Ella must have realized this, too, because she said, “Go for the eyes and throat. If it gets on top of you, and is a male, a kick in the nuts still does the job.”

In the moment before the attack, something in the air changed. The crashing of the Stalker charging through bushes was joined by a rumbling. It was subtle at first, but then it rose through the air like an impending tsunami. If the Stalker heard the sound, it either didn’t register a threat or was lost in bloodlust.

“What is it?” he asked.

Ella just shook her head.

The truck reached the turn, tires screeching. The Stalker moving parallel dove out over the road, which brought it right in front of them. The truck swerved hard to the left, but not far enough. Peter thought Jakob might have been trying to swerve away from it, but when a flash of pink moved past them on the right, he realized the boy had just been avoiding something else in the road.

Something massive.

Something hungry.

The source of the rumble charged past with something akin to a squeal of delight, high-pitched, but with the volume of a fog horn. For a moment, it appeared the object had collided with the airborne Stalker, but the notion was obliterated when the giant creature stopped and shook the already dead Stalker in its mouth. The new creature was the size of an elephant, with thick pink skin sprouting tufts of wiry black hair. Its tubular body lead to a neckless head with a long snout, which was tipped by a beak that now severed the Stalker in two. A shield of flesh-covered bone rose up behind its eyes, giving it the appearance of a hornless triceratops. Peter noted the scars lining that shield and didn’t like what they implied. The new monster pinned the Stalker’s torso to the ground with its cloven hooves, split in two, the black halves looking more like over-sized spear tips.

The second, wounded Stalker, wisely skidded to a stop, its claws scratching against the pavement. Without pausing to watch, it turned tail and ran. There was no meal here, and it knew it.

Predator had suddenly become the prey.

As the monster devoured the Stalker, now little more than shredded meat, Peter caught site of a pattern on the muscular side of its hind thigh. For a moment, he thought it might be a scar or birth mark of some kind, but then he recognized it.
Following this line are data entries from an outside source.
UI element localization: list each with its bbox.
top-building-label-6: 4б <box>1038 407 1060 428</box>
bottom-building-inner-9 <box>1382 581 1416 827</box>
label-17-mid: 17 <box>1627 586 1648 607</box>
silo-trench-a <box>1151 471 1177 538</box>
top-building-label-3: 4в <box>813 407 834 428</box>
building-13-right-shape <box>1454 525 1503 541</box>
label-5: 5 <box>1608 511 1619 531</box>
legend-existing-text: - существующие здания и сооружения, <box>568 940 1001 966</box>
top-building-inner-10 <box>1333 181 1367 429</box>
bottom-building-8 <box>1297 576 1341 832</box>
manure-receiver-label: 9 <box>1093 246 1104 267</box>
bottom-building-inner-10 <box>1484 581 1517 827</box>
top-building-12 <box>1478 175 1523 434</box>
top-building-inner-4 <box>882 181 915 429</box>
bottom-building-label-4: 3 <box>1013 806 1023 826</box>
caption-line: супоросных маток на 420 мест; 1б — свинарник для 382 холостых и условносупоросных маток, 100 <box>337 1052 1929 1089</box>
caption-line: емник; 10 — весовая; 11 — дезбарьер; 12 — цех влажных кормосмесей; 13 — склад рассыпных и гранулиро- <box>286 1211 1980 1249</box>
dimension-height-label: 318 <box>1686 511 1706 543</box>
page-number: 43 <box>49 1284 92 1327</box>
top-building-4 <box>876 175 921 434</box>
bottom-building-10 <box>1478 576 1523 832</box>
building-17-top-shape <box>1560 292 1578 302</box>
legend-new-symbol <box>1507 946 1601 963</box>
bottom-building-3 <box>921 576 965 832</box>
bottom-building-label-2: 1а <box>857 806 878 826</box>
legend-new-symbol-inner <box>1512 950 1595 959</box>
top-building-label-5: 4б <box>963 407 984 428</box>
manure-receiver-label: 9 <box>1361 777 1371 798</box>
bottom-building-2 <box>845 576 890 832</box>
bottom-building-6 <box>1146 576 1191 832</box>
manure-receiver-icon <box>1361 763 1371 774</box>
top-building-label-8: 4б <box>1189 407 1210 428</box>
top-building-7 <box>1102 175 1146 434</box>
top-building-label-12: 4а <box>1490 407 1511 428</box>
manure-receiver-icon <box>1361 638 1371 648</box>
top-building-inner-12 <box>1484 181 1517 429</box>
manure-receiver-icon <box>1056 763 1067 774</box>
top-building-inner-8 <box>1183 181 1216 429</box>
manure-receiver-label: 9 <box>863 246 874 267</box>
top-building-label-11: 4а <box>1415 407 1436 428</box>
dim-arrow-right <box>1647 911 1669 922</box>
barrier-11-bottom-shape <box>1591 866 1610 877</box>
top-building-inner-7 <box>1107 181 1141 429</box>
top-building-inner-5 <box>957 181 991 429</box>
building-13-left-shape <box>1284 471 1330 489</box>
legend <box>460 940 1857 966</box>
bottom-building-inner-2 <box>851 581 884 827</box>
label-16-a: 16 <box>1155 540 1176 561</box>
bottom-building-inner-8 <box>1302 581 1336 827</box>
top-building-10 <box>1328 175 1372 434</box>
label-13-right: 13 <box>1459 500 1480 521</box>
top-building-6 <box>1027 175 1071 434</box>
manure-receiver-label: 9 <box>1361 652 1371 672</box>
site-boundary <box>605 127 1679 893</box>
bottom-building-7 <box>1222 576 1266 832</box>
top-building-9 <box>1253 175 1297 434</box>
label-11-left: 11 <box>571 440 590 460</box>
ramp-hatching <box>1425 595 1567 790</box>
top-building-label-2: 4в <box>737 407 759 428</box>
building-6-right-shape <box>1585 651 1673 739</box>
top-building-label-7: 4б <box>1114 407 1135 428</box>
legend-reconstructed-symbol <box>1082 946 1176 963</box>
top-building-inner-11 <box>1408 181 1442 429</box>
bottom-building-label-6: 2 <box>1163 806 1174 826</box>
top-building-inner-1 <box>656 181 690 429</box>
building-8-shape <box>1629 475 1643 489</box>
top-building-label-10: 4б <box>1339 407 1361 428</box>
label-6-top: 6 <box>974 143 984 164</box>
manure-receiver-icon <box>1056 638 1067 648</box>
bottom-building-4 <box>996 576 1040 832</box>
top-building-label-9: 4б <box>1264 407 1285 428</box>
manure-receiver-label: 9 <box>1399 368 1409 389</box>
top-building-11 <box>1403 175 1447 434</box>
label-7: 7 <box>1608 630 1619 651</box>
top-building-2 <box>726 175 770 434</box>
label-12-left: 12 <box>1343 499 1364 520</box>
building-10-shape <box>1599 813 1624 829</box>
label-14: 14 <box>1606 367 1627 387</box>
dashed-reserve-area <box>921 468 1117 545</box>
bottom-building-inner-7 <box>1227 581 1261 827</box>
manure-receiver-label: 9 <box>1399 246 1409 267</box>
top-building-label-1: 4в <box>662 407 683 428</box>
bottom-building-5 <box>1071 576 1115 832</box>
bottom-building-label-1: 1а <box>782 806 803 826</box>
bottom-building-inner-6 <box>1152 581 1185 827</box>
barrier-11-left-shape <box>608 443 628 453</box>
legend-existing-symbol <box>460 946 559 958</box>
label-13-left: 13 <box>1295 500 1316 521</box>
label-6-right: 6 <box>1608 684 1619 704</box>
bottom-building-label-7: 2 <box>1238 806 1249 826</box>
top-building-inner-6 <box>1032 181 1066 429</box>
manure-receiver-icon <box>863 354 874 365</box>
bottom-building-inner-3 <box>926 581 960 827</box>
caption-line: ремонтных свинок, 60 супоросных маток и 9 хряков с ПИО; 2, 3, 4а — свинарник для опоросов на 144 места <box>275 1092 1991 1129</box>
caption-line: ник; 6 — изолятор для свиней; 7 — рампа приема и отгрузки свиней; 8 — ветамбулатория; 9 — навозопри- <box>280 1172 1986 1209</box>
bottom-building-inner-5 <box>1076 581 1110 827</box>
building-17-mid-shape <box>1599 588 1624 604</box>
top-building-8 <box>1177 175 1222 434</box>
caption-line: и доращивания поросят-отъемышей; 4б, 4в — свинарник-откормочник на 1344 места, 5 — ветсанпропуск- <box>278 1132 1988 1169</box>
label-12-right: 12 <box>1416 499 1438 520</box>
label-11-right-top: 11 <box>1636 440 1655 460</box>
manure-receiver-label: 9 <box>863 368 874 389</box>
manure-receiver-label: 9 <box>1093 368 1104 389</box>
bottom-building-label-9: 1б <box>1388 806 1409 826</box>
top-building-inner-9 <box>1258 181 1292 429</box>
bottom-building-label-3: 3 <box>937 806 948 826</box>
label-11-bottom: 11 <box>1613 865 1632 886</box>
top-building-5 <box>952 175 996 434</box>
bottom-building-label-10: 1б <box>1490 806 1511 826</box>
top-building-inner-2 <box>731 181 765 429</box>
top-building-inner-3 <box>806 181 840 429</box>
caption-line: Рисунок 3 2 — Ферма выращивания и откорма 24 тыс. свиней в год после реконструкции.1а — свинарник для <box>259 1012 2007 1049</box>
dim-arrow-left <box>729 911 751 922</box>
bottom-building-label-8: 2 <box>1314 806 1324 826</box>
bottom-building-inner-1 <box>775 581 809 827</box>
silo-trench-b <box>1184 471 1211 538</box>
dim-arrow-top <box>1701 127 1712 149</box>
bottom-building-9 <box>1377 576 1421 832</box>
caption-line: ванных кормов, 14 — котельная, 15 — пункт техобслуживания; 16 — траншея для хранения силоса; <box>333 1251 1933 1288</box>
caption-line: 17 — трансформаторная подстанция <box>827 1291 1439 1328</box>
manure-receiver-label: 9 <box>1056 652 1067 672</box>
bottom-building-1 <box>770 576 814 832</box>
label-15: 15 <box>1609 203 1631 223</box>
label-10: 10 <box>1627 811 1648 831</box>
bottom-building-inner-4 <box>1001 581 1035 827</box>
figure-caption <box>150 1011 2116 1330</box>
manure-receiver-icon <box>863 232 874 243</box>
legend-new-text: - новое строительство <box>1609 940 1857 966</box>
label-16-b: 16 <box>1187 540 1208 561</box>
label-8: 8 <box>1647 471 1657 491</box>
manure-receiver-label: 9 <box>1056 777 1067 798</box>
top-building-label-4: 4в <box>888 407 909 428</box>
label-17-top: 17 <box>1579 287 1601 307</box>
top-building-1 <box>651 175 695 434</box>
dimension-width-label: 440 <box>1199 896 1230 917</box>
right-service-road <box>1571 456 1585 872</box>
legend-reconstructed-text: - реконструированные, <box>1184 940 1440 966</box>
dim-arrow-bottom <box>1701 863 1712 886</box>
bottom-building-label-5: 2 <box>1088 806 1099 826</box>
The truck rounded the bend, leaving the horror behind, or at least out of sight. Feeling numb, Peter lowered himself to the crate, sat down and looked into the window. Anne had buried herself between the seats, head down. Jakob, hands on the wheel, ten and two, kept them on course, but the boy’s arms were shaking.

“You did great,” Peter said. “Take us a few more miles. If nothing is chasing us, I’ll take over.”

Jakob just nodded.

When Peter stood again, he set himself to the task of switching out the machine gun’s ammo drum. He pointed to the backpack. “Shotgun shells are in there.”

Ella quickly opened the pack and took out the box, pausing when she saw what was below. “What’s this?”

“A change of clothes and gear for you and Anne,” he said, discarding the empty drum. “Packed it last night.”

“You knew this would happen?” she asked, surprised.

“If I was certain, I wouldn’t have shaved your heads. But I like to be prepared.” He allowed himself a grin. “You always were trouble.”

She shook her head. “I have no idea what that was, by the way. The pink thing.”